In einem Vorort von Madrid baut ein 76-Jähriger seit 40 Jahren an einer Kathedrale
Mejorada del Campo ist ein Vorort Madrids. Etwa 20 Autominuten von der Hauptstadt entfernt bietet die 18.000-Einwohner-Gemeinde wenig Sehenswürdigkeiten, dafür aber eine ganz besondere. Wer den Ausflug nach Mejorada del Campo unternimmt, wird sich wundern und denken, er sei am falschen Ort gelandet. Die Bewohner haben sich längst an den erstaunlichen Anblick gewöhnt, doch Besucher sind immer wieder überrascht und überwältigt, wenn sie beeindruckt vor dem größten Bauwerk der Gemeinde stehen: einer Kathedrale.
Madrid – An sich ist ein solches Bauwerk, zudem noch unvollendet, keine Besonderheit. Doch die Kathedrale von Mejorada del Campo hat wenig gemein mit anderen Gotteshäusern, deren Kuppeln prunkvoll in den Himmel ragen und die Unmengen von Geld gekostet haben. Die Kathedrale von Mejorada del Campo ist sozusagen ein recyceltes Bauwerk, und ihr Architekt, Bauherr und Erbauer ist im wahrsten Sinne des Wortes ärmer als eine Kirchenmaus. Justo Gallego ist auch nicht wirklich Architekt. Aber das macht nichts, denn er hat in den letzten 40 Jahren bewiesen, dass dies kein Muss ist, um ein erstaunliches und überdimensionales Bauwerk zu erschaffen. Der heute 79-Jährige arbeitet tatsächlich seit nunmehr 40 Jahren an seinem Traum.

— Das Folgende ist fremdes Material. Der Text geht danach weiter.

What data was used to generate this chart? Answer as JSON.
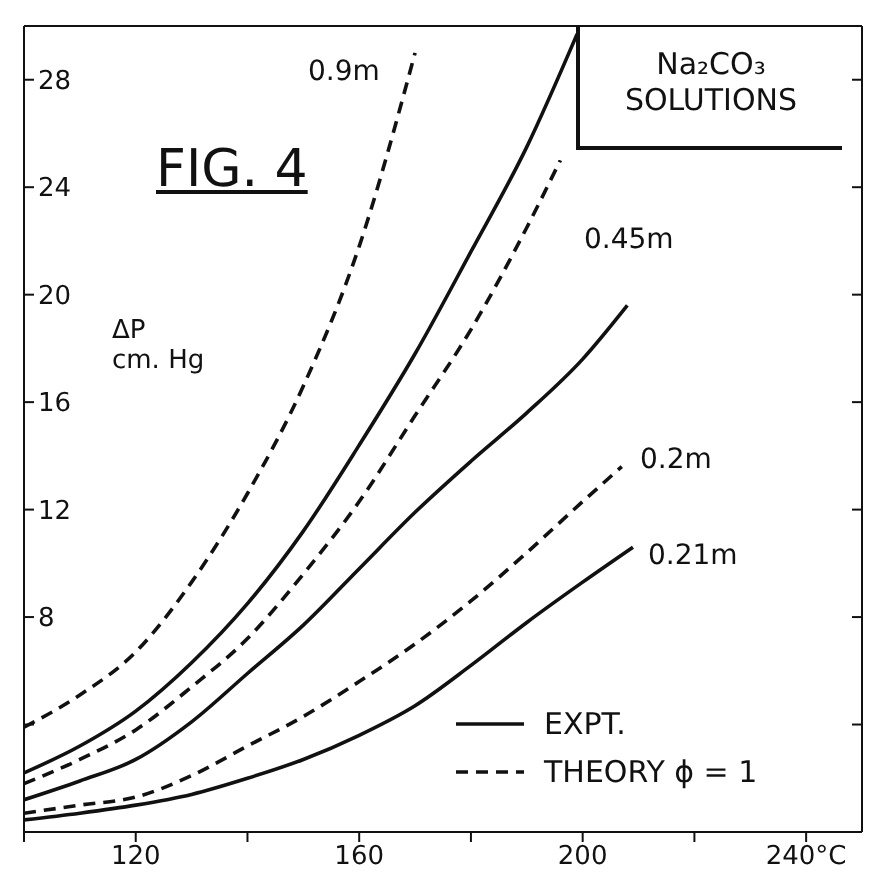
{
  "chart_data": {
    "type": "line",
    "title": "FIG. 4",
    "subtitle": "Na₂CO₃\nSOLUTIONS",
    "ylabel": "ΔP\ncm. Hg",
    "xlim": [
      100,
      250
    ],
    "xticks": [
      {
        "value": 100,
        "label": null
      },
      120,
      {
        "value": 140,
        "label": null
      },
      160,
      {
        "value": 180,
        "label": null
      },
      200,
      {
        "value": 220,
        "label": null
      },
      {
        "value": 240,
        "label": "240°C"
      }
    ],
    "ylim": [
      0,
      30
    ],
    "yticks": [
      {
        "value": 4,
        "label": null
      },
      8,
      12,
      16,
      20,
      24,
      28
    ],
    "grid": false,
    "marker": "none",
    "series": [
      {
        "color": "#111111",
        "line_style": "dashed",
        "x": [
          100,
          110,
          120,
          130,
          140,
          150,
          160,
          170
        ],
        "values": [
          3.9,
          5.1,
          6.7,
          9.3,
          12.6,
          16.6,
          21.8,
          29.0
        ]
      },
      {
        "color": "#111111",
        "line_style": "solid",
        "x": [
          100,
          110,
          120,
          130,
          140,
          150,
          160,
          170,
          180,
          190,
          199
        ],
        "values": [
          2.2,
          3.2,
          4.5,
          6.3,
          8.5,
          11.2,
          14.4,
          17.8,
          21.6,
          25.5,
          29.7
        ]
      },
      {
        "color": "#111111",
        "line_style": "dashed",
        "x": [
          100,
          110,
          120,
          130,
          140,
          150,
          160,
          170,
          180,
          190,
          196
        ],
        "values": [
          1.8,
          2.7,
          3.8,
          5.4,
          7.2,
          9.6,
          12.3,
          15.5,
          18.7,
          22.5,
          25.0
        ]
      },
      {
        "color": "#111111",
        "line_style": "solid",
        "x": [
          100,
          110,
          120,
          130,
          140,
          150,
          160,
          170,
          180,
          190,
          200,
          208
        ],
        "values": [
          1.2,
          1.9,
          2.7,
          4.1,
          5.9,
          7.7,
          9.8,
          11.9,
          13.8,
          15.6,
          17.6,
          19.6
        ]
      },
      {
        "color": "#111111",
        "line_style": "dashed",
        "x": [
          100,
          110,
          120,
          130,
          140,
          150,
          160,
          170,
          180,
          190,
          200,
          207
        ],
        "values": [
          0.7,
          1.0,
          1.3,
          2.1,
          3.2,
          4.3,
          5.6,
          7.0,
          8.6,
          10.4,
          12.3,
          13.6
        ]
      },
      {
        "color": "#111111",
        "line_style": "solid",
        "x": [
          100,
          110,
          120,
          130,
          140,
          150,
          160,
          170,
          180,
          190,
          200,
          209
        ],
        "values": [
          0.45,
          0.7,
          1.0,
          1.4,
          2.0,
          2.7,
          3.6,
          4.7,
          6.2,
          7.8,
          9.3,
          10.6
        ]
      }
    ],
    "annotations": [
      "0.9m",
      "0.45m",
      "0.2m",
      "0.21m",
      "EXPT.",
      "THEORY ϕ = 1"
    ]
  }
}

Der ehemalige Trappistenmönch des Klosters Santa María de Huerta in Soria wurde Ende der 50er Jahre aufgrund einer Tuberkuloseerkrankung aus dem Kloster verbannt. Nachdem er daraufhin in eine schwere Depression fiel, rappelte er sich 1961 mit einer Idee wieder auf, die ihm Mut und Kraft gab.
Er sagt, es sei einer jener Tage gewesen, an dem man aufsteht und man einen verrückten Einfall oder einen Traum hat. Er hätte einfach gedacht, er könne mit eigenen Händen eine Kathedrale zu Ehren der Jungfrau del Pilar erschaffen. Ausgelacht und verhöhnt wurde er. Doch wo ein Wille ist, ist auch ein Weg, und an Entschlossenheit fehlt es dem Mönch nicht.
Justos Kathedrale, wie der Bau genannt wird, ist mit den Jahren zu einem stattlichen Bauwerk gewachsen. Täglich bis zu zwölf Stunden harte Arbeit über 40 Jahre haben den Traum vom scheinbar Unmöglichen möglich gemacht. In Mejorada del Campo entsteht eine Kathedrale. Ihre Kuppel überragt bereits den Ort.
Recyceltes Baumaterial
Justo Gallego verwendet für den Bau seines Meisterwerks nicht die edelsten Materialien. Er begnügt sich mit den Dingen, die andere wegwerfen. Alte Autoreifen, leere Dosen, Flaschen, Tonnen, Farbkübel gehören ebenso zu seinem Baumaterial wie Werkzeug- und Materialspenden von Firmen. Freiwillige junge Leute helfen Justo ab und zu gegen geringes Taschengeld, und seit er durch die Medien bekannt geworden ist, melden sich immer mehr.
Baupläne hat Justo keine, die fertige Kathedrale jedoch im Kopf. Auch von Statik versteht er nicht viel, doch er ist überzeugt davon, dass eine doppelte Menge Zement ausreichen sollte. Mittlerweile ist Justos „Traum“ bereits überdacht und überkuppelt und zieht täglich viele hunderte Touristen an. Einen Sonderzuschuss für die Deckung der Baukosten erhielt der Mönch durch den Dreh eines Werbespots für das Sportlergetränk Aquarius der Firma Coca-Cola. Mit 40.000 Euro Gage unterstützt die Firma das Sisyphusprojekt des bescheidenen Mönchs.
In ein paar Jahren will Justo Gallego sein Lebenswerk vollendet haben. Falls der Herrgott den heute fast 80-Jährigen jedoch schon früher zu sich holt, hat Justo vorgesorgt. In seinem Testament hat er verfügt, dass der Bischof seine Kathedrale erben soll.